The investment worth $30 million will fund the continued development of Twiga’s proprietary technology and logistics assets to support the roll-out of its distribution system and lay the foundations for expansion into other cities on the continent.
Goldman Sachs, a Top American investment bank is the latest to acquire a stake in Kenyan start-up Twiga Foods following an Sh2.44 billion ( $23.75 million) deal that will help the agro-based firm spread across the country and Africa.
This new investment marks Goldman Sachs’s first major deal in a Kenyan firm. Twiga, which buys produce from a network of farmers and delivers it to thousands of informal vendors, has recently become a magnet for foreign investors, making it one of the most funded start-ups in the region.
“Goldman Sachs is getting a stake and it will be the lead institutional investor in Twiga. It is providing the bulk of the $23.75 million,” said Peter Njonjo, who became the company’s chief executive in March.
“This funding enables us to invest in our technology and organization to tackle the inefficiencies in Africa’s domestic food production and distribution,” he added.
Twiga was established in 2014 and runs a cashless platform where it receives fruit and vegetables from 17, 000 farms for direct delivery to more than 8,500 vendors.
The new round of equity funding will scale up Twiga Foods’ use of technology and inject efficiency into its food distribution model, ultimately boosting the consumption of fresh, quality products while lowering their cost.
The earlier fundraising plans saw IFC invest Sh1 billion in Twiga Foods, which upped its food handling processes to global standards.
Twiga’s business model offers farmers a predictable rate for their produce, timely payments, escape the troubles of delivering to the market and avoiding the network of middlemen. Vendors, on the other end of the supply chain, are assured of a reliable supply of produce.
Besides fresh produce, Twiga has in recent months ventured into processed foods like rice, maize flour, cooking oil, milk, juice, and sugar following demand from manufacturers keen on tapping into the firm’s technology-based distribution network.
There are about 180,000 informal individual fresh food retailers in Kenya serving an estimated 6 million people, making the market very fragmented.
With the funding, Twiga will be eyeing other East African cities, such as Dar es Salaam in Tanzania and the Ethiopian capital, Addis Ababa, before exploring Africa’s most populous city, Lagos.
In a previously held After Office Hours by Grant Brooke, co-founder at Twiga Foods, Grant stated that it was essential that Kenya and the whole continent worked towards embracing similar models like Twiga if we do not want food to grow to a 50 – 60% of consumers spending. This just eats into the economies.

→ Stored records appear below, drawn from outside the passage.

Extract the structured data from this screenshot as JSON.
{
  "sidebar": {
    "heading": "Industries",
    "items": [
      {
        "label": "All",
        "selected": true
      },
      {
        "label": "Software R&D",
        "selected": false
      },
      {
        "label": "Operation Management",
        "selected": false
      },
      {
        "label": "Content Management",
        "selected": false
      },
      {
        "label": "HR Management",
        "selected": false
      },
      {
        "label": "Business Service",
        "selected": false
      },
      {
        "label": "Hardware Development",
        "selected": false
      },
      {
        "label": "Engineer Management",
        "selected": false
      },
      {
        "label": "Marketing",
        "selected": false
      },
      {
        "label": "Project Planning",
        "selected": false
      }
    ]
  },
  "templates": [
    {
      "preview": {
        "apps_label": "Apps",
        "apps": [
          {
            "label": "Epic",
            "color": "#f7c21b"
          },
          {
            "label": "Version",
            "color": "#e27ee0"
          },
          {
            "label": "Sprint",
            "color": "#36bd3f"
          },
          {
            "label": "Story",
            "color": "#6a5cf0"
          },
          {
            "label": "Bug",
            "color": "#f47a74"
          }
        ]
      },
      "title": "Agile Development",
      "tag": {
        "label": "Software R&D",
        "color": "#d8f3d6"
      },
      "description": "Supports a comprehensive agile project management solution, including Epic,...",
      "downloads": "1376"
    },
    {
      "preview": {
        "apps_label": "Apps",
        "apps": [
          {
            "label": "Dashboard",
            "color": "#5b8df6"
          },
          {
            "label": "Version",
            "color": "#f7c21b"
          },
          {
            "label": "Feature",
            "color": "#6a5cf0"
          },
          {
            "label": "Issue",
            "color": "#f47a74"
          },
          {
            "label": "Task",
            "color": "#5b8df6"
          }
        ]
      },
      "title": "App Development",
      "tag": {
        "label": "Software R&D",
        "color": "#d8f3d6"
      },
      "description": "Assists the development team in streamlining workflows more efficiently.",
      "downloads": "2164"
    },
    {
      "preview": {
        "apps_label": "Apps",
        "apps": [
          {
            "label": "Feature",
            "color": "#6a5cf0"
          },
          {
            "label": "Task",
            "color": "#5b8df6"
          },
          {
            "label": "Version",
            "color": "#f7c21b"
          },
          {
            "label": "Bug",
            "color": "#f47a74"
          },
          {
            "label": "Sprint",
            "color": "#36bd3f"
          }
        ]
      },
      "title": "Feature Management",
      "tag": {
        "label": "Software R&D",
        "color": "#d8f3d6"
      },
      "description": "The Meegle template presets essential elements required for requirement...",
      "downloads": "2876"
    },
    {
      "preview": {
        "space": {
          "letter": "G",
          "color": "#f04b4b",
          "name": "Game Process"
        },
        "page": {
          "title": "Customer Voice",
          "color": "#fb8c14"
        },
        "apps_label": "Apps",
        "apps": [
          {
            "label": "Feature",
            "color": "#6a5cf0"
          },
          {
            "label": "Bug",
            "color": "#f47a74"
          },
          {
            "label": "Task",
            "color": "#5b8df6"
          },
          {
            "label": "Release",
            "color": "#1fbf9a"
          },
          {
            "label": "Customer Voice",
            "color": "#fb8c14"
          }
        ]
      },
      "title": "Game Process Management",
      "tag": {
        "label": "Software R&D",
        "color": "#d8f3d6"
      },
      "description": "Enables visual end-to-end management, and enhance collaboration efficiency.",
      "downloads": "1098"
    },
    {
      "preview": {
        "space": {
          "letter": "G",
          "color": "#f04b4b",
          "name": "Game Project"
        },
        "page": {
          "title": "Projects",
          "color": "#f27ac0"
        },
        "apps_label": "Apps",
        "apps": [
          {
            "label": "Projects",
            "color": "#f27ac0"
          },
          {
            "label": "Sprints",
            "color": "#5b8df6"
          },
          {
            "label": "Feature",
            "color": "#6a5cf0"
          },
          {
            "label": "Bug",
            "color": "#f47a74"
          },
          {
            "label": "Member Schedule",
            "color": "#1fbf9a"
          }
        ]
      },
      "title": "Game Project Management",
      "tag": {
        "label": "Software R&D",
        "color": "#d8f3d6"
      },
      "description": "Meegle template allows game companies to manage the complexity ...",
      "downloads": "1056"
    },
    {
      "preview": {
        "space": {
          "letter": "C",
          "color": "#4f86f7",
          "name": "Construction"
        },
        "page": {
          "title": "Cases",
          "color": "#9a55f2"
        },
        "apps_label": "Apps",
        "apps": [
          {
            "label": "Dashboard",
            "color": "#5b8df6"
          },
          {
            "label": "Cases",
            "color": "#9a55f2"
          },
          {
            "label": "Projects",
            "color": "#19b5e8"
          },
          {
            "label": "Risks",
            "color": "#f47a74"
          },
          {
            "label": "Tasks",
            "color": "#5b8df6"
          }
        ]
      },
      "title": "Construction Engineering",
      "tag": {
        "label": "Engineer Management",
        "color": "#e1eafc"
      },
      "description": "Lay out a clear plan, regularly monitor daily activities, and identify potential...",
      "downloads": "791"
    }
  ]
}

“Right now, we lose over 30% of stock between farms and the market. We have a problem where food is 45% of consumer spending but when you go to the farms the farmers still complain of not getting a reliable market. This is a huge problem that needs to be addressed It’s an issue that will not get better with the growing population unless we cultivate better agricultural practices and standards,” he said.